Determining Income & Expenses

Determining Monthly Income

Your current monthly income must be determined in order to file a bankruptcy case. Your current monthly income is the average monthly income from all sources for both you and your spouse (even if your spouse is not filing) for the six calendar months immediately preceding your bankruptcy case. If you are unmarried, are legally separated or living in a separate household, only your income is counted. 

Income from the following sources must be counted:

  • Gross income from wages, salary, tips, bonuses, overtime, and commissions
  • Net income from the operation of a business, profession or farm
  • Rent and other income from real property, less ordinary and operating expenses
  • Interest, dividends and royalties
  • Pension and retirement income (other than Social Security)

Determining Replacement Value of Your Personal Property

You will need to know the replacement value of any personal property you own when your bankruptcy case is filed. The replacement value of property you acquired for a personal, family or household purpose is the price a retail merchant would charge for property of that kind, considering the age and condition of the property at the time you're filing. The value of personal property that is subject to a valid lien or mortgage is the replacement value of the property as of the date the bankruptcy case is filed without deducting anything for the cost of selling or marketing the property.
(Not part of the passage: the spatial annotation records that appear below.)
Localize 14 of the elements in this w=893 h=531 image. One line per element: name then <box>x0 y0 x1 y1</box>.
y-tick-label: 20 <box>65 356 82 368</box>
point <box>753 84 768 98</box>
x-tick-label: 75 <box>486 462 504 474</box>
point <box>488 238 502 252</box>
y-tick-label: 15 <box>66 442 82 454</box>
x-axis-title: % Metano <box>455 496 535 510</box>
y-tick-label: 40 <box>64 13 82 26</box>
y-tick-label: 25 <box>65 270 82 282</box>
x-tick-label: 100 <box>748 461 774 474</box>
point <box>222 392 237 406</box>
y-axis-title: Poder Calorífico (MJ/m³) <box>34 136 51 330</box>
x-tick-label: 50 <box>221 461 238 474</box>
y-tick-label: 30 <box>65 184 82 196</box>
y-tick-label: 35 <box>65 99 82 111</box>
Determining Monthly Expenses & Disposable Income

If the amount of your current monthly income multiplied by 12 does not exceed the median annual family income for your state and household size, as determined by the U.S. Census Bureau, then you will not be subject to means testing and you will not be required to calculate your monthly disposable income.

However, if the amount of your current monthly income multiplied by 12 exceeds the median annual family income for your state and household size, then the deductions from your current monthly income must be determined in order to define eligibility to file.

Many of these deductions are not the amounts you actually spend each month, but the amounts calculated by the Internal Revenue Service (the IRS) as being the standard allowable monthly living expenses for a household of your size and income level. These expenses include food, clothing, household supplies, personal care and similar expenses, housing and utility expenses, mortgage or rent expenses, transportation expenses, and other necessary expenses including taxes, payroll deductions, life insurance, child or spousal support payments, education, childcare, healthcare, and telecommunications.

There is also a national standard expense for out- of-pocket health care expenses for members of your household. These standard expenses are listed on a Government website. Once we know your household size and the amount of your current monthly income, we will obtain this information for you.

In addition to the IRS standard expenses described in the paragraph above, you are allowed to deduct the average monthly amounts you actually spend each month for

  1. health or disability insurance and health savings account
  2. reasonable, necessary care and support of an elderly, chronically ill or disabled member of your household or immediate family
  3. protection against family violence
  4. regular charitable contributions you will continue to make after bankruptcy is filed

In addition, if you can prove that your average monthly home energy costs, allowances for food and clothing or other expenses exceed the amount specified in the IRS standards or are reasonable and necessary, you may deduct a portion of those expenses up to a certain amount specified by your case. In order to be able to deduct the actual expenses described in this paragraph you must provide the bankruptcy trustee with documents proving you actually incur these expenses and spend these amounts. Statements, bills or receipts from utility companies, food and clothing providers, and educational providers should be obtained so they can be given to the bankruptcy trustee. As indicated above, the total of all of your standard and permitted actual monthly expenses will be subtracted from your current monthly income to determine your monthly disposable income.

Determining Creditors and Debt

When a bankruptcy petition is filed, complete lists of the names and addresses of all of your secured creditors and unsecured creditors must also be filed. We will prepare and file those lists for you. However, to prepare the lists properly we will need to be provided with the name, address and account number (if one exists) of each of your secured and unsecured creditors. The names, addresses and account numbers of your commercial creditors may be obtained from the bills or statements that they send to you. Commercial creditors include banks, credit card companies, loan companies, stores, and other persons or companies that have extended commercial credit to you and have not been paid in full. The address that should be listed for each creditor is the address to which payments to the creditor are sent. If the account has been assigned to a collection agent, the name and address of the collection agent should also be listed. The names and addresses of any creditors who are not commercial creditors must also be provided to us.

Included here are creditors who are relatives or business associates, child or spousal support creditors, and persons who may have claims against you for any reason, including automobile accidents, contract or rent disputes, and business disputes. We must also be informed as to whether each debt is secured or unsecured. If a joint case is being filed we must be informed as to whether each debt was incurred by the husband, the wife, or jointly by both husband and wife. We must also be informed of the current amount owed to each creditor. For commercial creditors this amount can usually be obtained from the most recent bill or statement. If it is not clear how much is owed to a particular creditor, we will assist you in determining the amount that is owed.

Determining Exempt Property

When a bankruptcy petition is filed, complete lists of your personal property and real property must be filed. A complete list of your exempt property must also be filed. We will prepare and file these lists for you. To do this you must provide us with a description of each item of personal and real property you own and the value of each item of property.

Once we are provided with this information, we will assist you in determining which of your property is exempt under applicable law. This will be accomplished by comparing your property with the property that is exempt under the State and Federal laws that are applicable to you. Your exempt personal property should be valued in the manner described in paragraph number 1 above in these instructions.